Emmanuel Macron appelle à "la responsabilité"

Le président Emmanuel Macron a lui-même appelé lundi les directions des groupes pétroliers et les syndicats à "la responsabilité". Selon un participant à la réunion à Matignon lundi soir, le scénario privilégié par le gouvernement serait que les négociations engagées chez Esso-ExxonMobil incitent TotalEnergies à aller à son tour vers des discussions, en saisissant la perche tendue par les appels syndicaux à négocier. Les blocages pourraient dès lors cesser. 

D'après cette source, aucune décision n'a été prise lundi soir quant aux mesures que pourrait prendre l'exécutif en cas de poursuite des blocages. "Toutes les décisions se prennent potentiellement rapidement", a-t-elle toutefois souligné. En attendant une embellie, le gouvernement a débloqué des stocks stratégiques de carburants, et TotalEnergies importe des carburants pour compenser l'arrêt de deux de ses trois raffineries. Ces mesures "ont permis d'augmenter les livraisons dans les zones en grandes difficultés : +50% en Ile-de-France, +35% en Hauts de France", a affirmé la ministre de la Transition énergétique.  

Grève pour les salaires 

Mais entre entreprises et CGT, le bras de fer se poursuit. Le syndicat demande 10% d'augmentation sur les salaires pour 2022, le géant de l'énergie ayant engrangé 10,6 milliards de dollars de bénéfice au premier semestre 2022, contre les 3,5% négociés en début d'année. Seule concession à ce stade, TotalEnergies a proposé dimanche d'avancer des négociations salariales prévues en novembre au mois d'octobre (sans date précise), mais seulement à condition que les raffineries et dépôts actuellement bloqués reprennent le travail, un "chantage", a répondu la CGT lundi, laquelle a donc été suivie par les grévistes. 

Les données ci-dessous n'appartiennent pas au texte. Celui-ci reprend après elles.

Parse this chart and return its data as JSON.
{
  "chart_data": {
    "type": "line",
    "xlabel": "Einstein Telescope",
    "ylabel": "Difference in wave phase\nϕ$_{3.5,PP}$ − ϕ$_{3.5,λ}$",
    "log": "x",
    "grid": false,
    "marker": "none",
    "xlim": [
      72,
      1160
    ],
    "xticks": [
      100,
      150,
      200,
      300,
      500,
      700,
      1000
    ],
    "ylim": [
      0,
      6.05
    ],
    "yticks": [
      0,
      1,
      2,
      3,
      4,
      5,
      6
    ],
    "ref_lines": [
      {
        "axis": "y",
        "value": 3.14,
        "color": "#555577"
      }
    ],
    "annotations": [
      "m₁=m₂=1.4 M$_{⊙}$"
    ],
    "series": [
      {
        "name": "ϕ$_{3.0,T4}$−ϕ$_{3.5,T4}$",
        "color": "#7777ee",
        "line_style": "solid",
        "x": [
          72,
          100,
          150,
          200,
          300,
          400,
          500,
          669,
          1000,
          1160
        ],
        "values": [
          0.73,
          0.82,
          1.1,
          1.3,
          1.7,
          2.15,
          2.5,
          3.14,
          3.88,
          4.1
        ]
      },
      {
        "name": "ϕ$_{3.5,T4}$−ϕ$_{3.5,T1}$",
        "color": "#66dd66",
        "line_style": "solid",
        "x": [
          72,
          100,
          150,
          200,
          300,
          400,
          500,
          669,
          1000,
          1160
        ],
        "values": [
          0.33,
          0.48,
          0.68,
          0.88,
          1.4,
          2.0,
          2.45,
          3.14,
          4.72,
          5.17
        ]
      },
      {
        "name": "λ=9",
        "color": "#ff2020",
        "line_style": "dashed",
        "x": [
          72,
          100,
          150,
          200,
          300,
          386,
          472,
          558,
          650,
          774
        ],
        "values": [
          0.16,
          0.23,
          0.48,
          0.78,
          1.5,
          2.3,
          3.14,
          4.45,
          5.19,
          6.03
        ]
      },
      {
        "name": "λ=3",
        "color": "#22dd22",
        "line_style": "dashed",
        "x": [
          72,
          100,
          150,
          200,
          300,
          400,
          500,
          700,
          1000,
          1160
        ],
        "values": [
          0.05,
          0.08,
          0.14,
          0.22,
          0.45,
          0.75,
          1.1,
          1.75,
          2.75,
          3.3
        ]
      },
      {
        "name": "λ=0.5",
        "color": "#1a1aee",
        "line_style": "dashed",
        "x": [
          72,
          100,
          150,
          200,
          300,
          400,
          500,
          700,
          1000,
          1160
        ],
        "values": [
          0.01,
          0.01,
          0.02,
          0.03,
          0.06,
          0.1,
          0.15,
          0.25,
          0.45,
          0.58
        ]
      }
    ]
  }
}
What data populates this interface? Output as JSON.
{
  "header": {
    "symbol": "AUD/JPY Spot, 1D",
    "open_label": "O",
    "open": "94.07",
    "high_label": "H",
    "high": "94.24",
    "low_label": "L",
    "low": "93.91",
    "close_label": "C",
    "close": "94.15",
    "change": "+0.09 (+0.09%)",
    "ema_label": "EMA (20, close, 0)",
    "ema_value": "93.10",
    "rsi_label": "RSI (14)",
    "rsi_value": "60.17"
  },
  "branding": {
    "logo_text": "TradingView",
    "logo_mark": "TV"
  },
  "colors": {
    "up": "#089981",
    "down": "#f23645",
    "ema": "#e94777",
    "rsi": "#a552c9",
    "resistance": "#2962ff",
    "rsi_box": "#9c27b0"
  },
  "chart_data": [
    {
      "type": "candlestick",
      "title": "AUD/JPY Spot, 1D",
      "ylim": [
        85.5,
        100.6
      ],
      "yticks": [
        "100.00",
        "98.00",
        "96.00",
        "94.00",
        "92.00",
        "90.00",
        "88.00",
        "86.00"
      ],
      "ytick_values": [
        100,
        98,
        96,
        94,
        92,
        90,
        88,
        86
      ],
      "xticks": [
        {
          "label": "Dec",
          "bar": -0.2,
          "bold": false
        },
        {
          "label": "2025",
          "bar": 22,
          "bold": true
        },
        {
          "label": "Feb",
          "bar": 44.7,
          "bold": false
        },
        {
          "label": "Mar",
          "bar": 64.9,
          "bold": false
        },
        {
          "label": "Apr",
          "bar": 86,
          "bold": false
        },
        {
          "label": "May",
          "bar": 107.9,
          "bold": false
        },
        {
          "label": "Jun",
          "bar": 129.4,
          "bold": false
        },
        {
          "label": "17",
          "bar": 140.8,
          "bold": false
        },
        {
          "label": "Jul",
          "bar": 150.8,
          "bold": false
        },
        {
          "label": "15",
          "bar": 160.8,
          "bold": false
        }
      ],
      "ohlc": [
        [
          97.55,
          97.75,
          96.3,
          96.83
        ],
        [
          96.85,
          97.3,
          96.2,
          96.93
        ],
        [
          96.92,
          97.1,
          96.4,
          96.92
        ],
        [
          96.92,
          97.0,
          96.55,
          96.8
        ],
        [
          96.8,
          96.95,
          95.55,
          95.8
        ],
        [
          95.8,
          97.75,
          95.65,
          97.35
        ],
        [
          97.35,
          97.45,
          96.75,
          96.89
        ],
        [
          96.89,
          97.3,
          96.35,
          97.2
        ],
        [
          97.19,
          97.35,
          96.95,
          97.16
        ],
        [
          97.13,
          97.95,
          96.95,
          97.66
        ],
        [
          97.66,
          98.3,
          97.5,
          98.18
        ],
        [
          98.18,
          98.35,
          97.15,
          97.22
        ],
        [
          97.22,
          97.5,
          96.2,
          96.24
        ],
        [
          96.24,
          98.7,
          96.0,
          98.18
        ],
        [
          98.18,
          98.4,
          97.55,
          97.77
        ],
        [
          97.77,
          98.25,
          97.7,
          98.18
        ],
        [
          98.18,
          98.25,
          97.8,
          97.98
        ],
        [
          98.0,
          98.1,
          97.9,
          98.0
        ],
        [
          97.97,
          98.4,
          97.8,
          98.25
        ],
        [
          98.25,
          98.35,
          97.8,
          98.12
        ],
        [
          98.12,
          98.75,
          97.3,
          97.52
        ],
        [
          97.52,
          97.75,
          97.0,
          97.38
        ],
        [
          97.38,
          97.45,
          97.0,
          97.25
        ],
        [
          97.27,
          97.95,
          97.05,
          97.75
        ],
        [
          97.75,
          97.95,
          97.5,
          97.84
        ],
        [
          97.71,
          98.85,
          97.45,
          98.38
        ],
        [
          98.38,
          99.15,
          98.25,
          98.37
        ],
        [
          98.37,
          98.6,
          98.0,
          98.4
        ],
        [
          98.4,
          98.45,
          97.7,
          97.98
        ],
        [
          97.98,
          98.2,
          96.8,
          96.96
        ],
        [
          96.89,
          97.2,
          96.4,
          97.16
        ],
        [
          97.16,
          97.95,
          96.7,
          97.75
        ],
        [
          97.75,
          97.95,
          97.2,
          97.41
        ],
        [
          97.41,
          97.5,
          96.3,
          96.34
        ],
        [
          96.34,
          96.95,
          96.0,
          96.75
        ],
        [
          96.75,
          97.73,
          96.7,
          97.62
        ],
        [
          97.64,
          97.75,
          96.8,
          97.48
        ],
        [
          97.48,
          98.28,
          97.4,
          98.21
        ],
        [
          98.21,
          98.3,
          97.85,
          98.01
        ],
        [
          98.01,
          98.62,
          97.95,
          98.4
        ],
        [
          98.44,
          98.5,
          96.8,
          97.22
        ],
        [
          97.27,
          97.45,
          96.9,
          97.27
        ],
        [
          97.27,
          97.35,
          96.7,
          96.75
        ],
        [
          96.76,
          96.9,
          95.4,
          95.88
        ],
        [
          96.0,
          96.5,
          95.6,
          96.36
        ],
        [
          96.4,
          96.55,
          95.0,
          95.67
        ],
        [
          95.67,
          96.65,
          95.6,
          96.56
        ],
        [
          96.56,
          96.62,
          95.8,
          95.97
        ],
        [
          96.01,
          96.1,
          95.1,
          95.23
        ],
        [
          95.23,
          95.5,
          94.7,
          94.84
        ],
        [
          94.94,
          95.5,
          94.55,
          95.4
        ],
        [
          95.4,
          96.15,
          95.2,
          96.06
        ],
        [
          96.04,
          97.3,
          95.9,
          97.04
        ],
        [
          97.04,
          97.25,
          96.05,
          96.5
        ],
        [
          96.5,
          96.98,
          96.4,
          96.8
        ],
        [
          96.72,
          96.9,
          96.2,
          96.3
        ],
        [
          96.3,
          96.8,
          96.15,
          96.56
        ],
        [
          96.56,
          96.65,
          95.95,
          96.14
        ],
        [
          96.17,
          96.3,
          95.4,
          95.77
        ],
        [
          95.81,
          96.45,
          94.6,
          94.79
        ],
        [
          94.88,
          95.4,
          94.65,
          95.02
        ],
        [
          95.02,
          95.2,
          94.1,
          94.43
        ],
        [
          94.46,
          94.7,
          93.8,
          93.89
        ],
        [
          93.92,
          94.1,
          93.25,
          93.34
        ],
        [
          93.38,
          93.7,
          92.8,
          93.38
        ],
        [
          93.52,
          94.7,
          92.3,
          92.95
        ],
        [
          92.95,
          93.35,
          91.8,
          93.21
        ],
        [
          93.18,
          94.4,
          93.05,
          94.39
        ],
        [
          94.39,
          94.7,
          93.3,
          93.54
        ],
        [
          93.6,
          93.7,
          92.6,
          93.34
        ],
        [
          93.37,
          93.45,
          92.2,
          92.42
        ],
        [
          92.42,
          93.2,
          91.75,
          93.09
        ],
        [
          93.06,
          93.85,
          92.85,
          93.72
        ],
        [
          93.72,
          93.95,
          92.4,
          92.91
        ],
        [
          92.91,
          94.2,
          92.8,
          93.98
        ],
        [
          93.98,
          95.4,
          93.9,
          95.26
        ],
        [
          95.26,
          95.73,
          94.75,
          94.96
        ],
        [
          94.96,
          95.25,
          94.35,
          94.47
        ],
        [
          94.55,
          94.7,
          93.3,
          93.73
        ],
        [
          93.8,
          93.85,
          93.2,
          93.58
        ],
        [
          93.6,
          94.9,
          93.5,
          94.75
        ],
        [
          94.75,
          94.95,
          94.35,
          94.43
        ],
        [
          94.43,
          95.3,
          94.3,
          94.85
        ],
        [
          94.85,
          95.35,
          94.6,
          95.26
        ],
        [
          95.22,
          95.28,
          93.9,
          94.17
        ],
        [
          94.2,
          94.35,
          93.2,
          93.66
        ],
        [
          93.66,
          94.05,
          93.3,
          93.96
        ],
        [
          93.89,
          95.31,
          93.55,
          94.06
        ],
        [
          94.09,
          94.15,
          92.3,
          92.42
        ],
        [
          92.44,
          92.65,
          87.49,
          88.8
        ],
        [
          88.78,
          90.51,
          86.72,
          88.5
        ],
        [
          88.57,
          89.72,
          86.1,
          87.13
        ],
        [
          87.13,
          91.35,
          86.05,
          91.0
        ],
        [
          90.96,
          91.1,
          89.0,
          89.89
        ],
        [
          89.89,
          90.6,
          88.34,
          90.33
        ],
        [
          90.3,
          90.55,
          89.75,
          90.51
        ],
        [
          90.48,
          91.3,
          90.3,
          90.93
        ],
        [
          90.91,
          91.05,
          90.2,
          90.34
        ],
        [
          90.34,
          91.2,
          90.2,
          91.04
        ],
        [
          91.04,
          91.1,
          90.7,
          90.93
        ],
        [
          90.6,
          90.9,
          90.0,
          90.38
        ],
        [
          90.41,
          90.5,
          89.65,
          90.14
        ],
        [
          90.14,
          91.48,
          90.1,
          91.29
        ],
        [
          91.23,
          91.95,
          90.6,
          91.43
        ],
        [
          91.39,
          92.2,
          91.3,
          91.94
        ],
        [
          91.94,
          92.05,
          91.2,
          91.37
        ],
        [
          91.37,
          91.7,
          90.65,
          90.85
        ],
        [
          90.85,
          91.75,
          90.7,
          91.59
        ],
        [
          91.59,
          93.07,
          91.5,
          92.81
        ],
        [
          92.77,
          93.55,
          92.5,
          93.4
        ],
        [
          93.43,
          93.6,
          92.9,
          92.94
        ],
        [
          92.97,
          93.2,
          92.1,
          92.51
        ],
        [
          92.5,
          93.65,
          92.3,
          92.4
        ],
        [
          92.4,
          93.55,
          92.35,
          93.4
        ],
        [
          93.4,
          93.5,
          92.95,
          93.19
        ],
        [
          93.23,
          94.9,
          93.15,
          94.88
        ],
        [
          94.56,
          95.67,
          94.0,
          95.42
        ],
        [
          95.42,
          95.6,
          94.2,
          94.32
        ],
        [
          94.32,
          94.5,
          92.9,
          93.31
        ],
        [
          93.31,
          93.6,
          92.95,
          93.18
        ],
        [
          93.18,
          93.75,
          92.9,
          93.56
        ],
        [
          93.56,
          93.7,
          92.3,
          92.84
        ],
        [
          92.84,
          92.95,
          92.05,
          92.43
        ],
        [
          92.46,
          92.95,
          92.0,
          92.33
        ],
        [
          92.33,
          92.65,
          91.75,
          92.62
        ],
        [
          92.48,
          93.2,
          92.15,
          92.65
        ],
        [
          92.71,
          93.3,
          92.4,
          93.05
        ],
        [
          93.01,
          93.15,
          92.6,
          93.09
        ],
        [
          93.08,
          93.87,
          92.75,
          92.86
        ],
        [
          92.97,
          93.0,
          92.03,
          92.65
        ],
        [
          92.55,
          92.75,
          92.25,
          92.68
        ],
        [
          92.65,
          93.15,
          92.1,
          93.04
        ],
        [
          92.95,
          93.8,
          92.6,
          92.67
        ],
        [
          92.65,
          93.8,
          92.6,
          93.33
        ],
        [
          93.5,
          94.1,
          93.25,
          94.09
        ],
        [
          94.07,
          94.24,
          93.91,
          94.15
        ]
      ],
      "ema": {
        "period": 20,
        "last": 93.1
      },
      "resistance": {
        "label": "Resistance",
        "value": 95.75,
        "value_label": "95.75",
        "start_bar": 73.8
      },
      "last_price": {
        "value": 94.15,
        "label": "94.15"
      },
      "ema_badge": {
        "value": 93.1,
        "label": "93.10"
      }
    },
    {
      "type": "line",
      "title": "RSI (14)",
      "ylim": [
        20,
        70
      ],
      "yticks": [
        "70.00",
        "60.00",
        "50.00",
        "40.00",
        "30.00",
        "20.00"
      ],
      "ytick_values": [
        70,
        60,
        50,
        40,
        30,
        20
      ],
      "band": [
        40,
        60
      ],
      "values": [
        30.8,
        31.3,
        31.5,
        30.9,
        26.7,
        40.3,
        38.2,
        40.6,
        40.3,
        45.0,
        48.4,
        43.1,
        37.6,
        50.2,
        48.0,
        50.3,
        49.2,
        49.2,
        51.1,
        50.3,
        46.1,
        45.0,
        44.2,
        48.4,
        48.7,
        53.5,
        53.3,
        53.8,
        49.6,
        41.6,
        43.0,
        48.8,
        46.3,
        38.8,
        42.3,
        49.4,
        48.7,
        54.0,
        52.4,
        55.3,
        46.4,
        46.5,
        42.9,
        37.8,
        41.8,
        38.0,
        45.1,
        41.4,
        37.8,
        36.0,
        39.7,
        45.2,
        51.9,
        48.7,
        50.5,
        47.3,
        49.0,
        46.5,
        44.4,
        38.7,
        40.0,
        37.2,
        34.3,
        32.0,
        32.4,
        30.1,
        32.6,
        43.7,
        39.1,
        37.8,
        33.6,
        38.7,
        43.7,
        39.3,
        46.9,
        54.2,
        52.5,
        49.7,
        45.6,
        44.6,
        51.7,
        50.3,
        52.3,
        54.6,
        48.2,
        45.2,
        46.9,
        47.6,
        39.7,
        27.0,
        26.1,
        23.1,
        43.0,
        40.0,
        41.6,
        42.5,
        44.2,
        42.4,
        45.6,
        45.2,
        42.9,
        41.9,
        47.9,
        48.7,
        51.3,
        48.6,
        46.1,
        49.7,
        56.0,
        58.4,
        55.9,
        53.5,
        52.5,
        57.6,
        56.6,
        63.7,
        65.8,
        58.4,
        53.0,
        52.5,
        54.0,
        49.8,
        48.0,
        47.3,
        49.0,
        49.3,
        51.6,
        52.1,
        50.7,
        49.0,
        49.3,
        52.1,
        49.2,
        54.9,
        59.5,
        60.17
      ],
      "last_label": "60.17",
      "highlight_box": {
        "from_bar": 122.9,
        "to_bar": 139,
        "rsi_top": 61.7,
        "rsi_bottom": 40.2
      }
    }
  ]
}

Ils ont voté la poursuite du mouvement à l'immense raffinerie de Normandie, près du Havre, dans le dépôt de carburants de Flandres, près de Dunkerque et à la "bio-raffinerie" de La Mède (Bouches-du-Rhône), a indiqué Thierry Defresne, secrétaire CGT du comité européen TotalEnergies. La raffinerie de Feyzin (Rhône) est également à l'arrêt en raison d'un accident technique. Le mouvement provoque une certaine inquiétude jusqu'au sommet de l'Etat, avant une marche dimanche "contre la vie chère", à laquelle appellent les forces d'opposition de la Nupes.